Not long ago, I suggested that the National Football League help build cultural ties with Afghanistan by adapting the popular Afghan sport of Buzkashi – kind of like polo played with a dead goat carcass – to American playing fields.
Plenty of readers (OK, OK, two bourbon-enhanced Oakland Raiders fans from Suisun) found fault with this somewhat one-sided concept.
If we’re really going to have a fair cultural exchange with Afghanistan, they argued, we’re going to have to share something from our culture, too.
Although most Raider fans would probably consider trading silver-and-black beer coolers for belly dancers a fair cultural exchange, I think our nation has reached a point where we’ve got to look at the big picture if we expect lasting compatibility with our new friends to the east.
Let’s face it, repeated air drops of Pop Tarts and peanut butter aren’t going to do the trick over the long haul (although they might work with Canada).
No, we’re going to have to think big. We’re going to have to think, er, cheeseburgers … and Maury Povich.
If we play it right, our new cultural exchange program is going to be a win-win situation – we’ll be able to boost our sluggish economy while building lasting ties of friendship and mutual respect with the Afghan people.
We’ll have to move fast and we’ll have to move decisively. Initially, we’re going to have to fly in and erect roughly 50 prefabricated fast-food franchises at strategic locations (where there are people) throughout Afghanistan.
At the same time, we’ll need to round up every running, pre-owned Ford Aspire in the continental United States and ship them to Afghanistan via C-5 jet transport.
Now we’re cooking, fellow ambassadors – we’ve got cheeseburgers and drive-through food service with cars to drive through the drive-throughs.
Then all we’ll need are, like, roads and some daytime TV.
Can we do it?
We can do it!
If we can build fast-track, fast-food franchises from Asadabad to Dowlatabad we can supply enough tilt-up TV stations and cable to guarantee that every household that wants them will be able to receive reruns of “The Beverly Hillbillys” and “Maury Povich” 24 hours a day.

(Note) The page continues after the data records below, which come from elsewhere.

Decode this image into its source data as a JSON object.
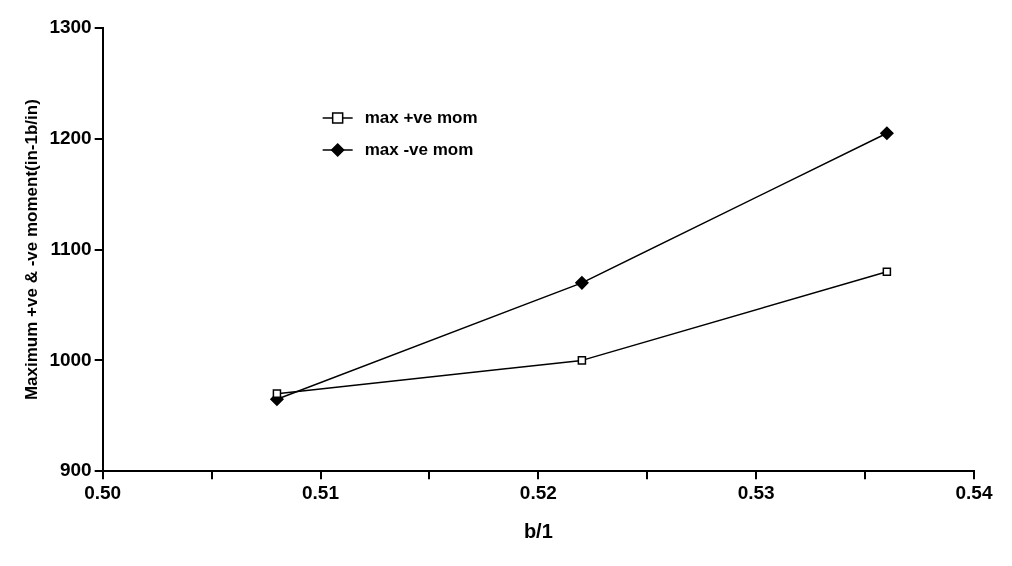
{
  "chart_data": {
    "type": "line",
    "xlabel": "b/1",
    "ylabel": "Maximum +ve & -ve moment(in-1b/in)",
    "x": [
      0.508,
      0.522,
      0.536
    ],
    "series": [
      {
        "name": "max +ve mom",
        "color": "#000000",
        "marker": "square",
        "values": [
          970,
          1000,
          1080
        ]
      },
      {
        "name": "max -ve mom",
        "color": "#000000",
        "marker": "diamond",
        "values": [
          965,
          1070,
          1205
        ]
      }
    ],
    "xlim": [
      0.5,
      0.54
    ],
    "xticks": [
      {
        "value": 0.5,
        "label": "0.50"
      },
      {
        "value": 0.505,
        "label": null
      },
      {
        "value": 0.51,
        "label": "0.51"
      },
      {
        "value": 0.515,
        "label": null
      },
      {
        "value": 0.52,
        "label": "0.52"
      },
      {
        "value": 0.525,
        "label": null
      },
      {
        "value": 0.53,
        "label": "0.53"
      },
      {
        "value": 0.535,
        "label": null
      },
      {
        "value": 0.54,
        "label": "0.54"
      }
    ],
    "ylim": [
      900,
      1300
    ],
    "yticks": [
      900,
      1000,
      1100,
      1200,
      1300
    ],
    "grid": false,
    "legend": "top left",
    "line_style": "solid"
  }
}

After we gently airdrop a few planeloads of TV sets on the grateful populace, the rest will be a cultural revolution unlike any ever before experienced in Afghanistan (or Canada, for that matter).

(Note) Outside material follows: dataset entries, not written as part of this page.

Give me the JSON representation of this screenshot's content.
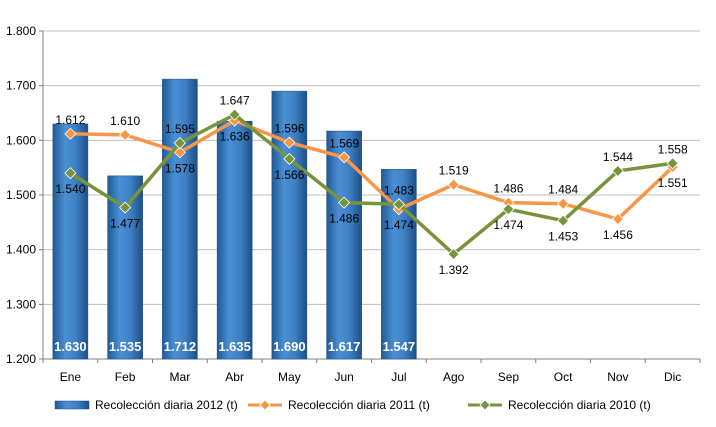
{
  "chart_data": {
    "type": "bar",
    "categories": [
      "Ene",
      "Feb",
      "Mar",
      "Abr",
      "May",
      "Jun",
      "Jul",
      "Ago",
      "Sep",
      "Oct",
      "Nov",
      "Dic"
    ],
    "ylim": [
      1200,
      1800
    ],
    "yticks": [
      1200,
      1300,
      1400,
      1500,
      1600,
      1700,
      1800
    ],
    "ytick_labels": [
      "1.200",
      "1.300",
      "1.400",
      "1.500",
      "1.600",
      "1.700",
      "1.800"
    ],
    "grid": "horizontal",
    "legend_position": "bottom",
    "series": [
      {
        "name": "Recolección diaria  2012 (t)",
        "kind": "bar",
        "color": "#2E75B6",
        "values": [
          1630,
          1535,
          1712,
          1635,
          1690,
          1617,
          1547,
          null,
          null,
          null,
          null,
          null
        ],
        "labels": [
          "1.630",
          "1.535",
          "1.712",
          "1.635",
          "1.690",
          "1.617",
          "1.547",
          "",
          "",
          "",
          "",
          ""
        ]
      },
      {
        "name": "Recolección diaria  2011 (t)",
        "kind": "line",
        "color": "#F79646",
        "values": [
          1612,
          1610,
          1578,
          1636,
          1596,
          1569,
          1474,
          1519,
          1486,
          1484,
          1456,
          1551
        ],
        "labels": [
          "1.612",
          "1.610",
          "1.578",
          "1.636",
          "1.596",
          "1.569",
          "1.474",
          "1.519",
          "1.486",
          "1.484",
          "1.456",
          "1.551"
        ]
      },
      {
        "name": "Recolección diaria  2010 (t)",
        "kind": "line",
        "color": "#77933C",
        "values": [
          1540,
          1477,
          1595,
          1647,
          1566,
          1486,
          1483,
          1392,
          1474,
          1453,
          1544,
          1558
        ],
        "labels": [
          "1.540",
          "1.477",
          "1.595",
          "1.647",
          "1.566",
          "1.486",
          "1.483",
          "1.392",
          "1.474",
          "1.453",
          "1.544",
          "1.558"
        ]
      }
    ]
  }
}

Sure, there will be some rough spots. Dubbing “The Three Stooges” into Pashtu won’t be easy and we’ll have to follow strict Islamic dietary guidelines with what we put into those cheeseburgers, but it’ll be worth it.
Once the Afghan people get used to their newfound cultural riches, we can put the finishing touches on our international program of open-handed American largesse.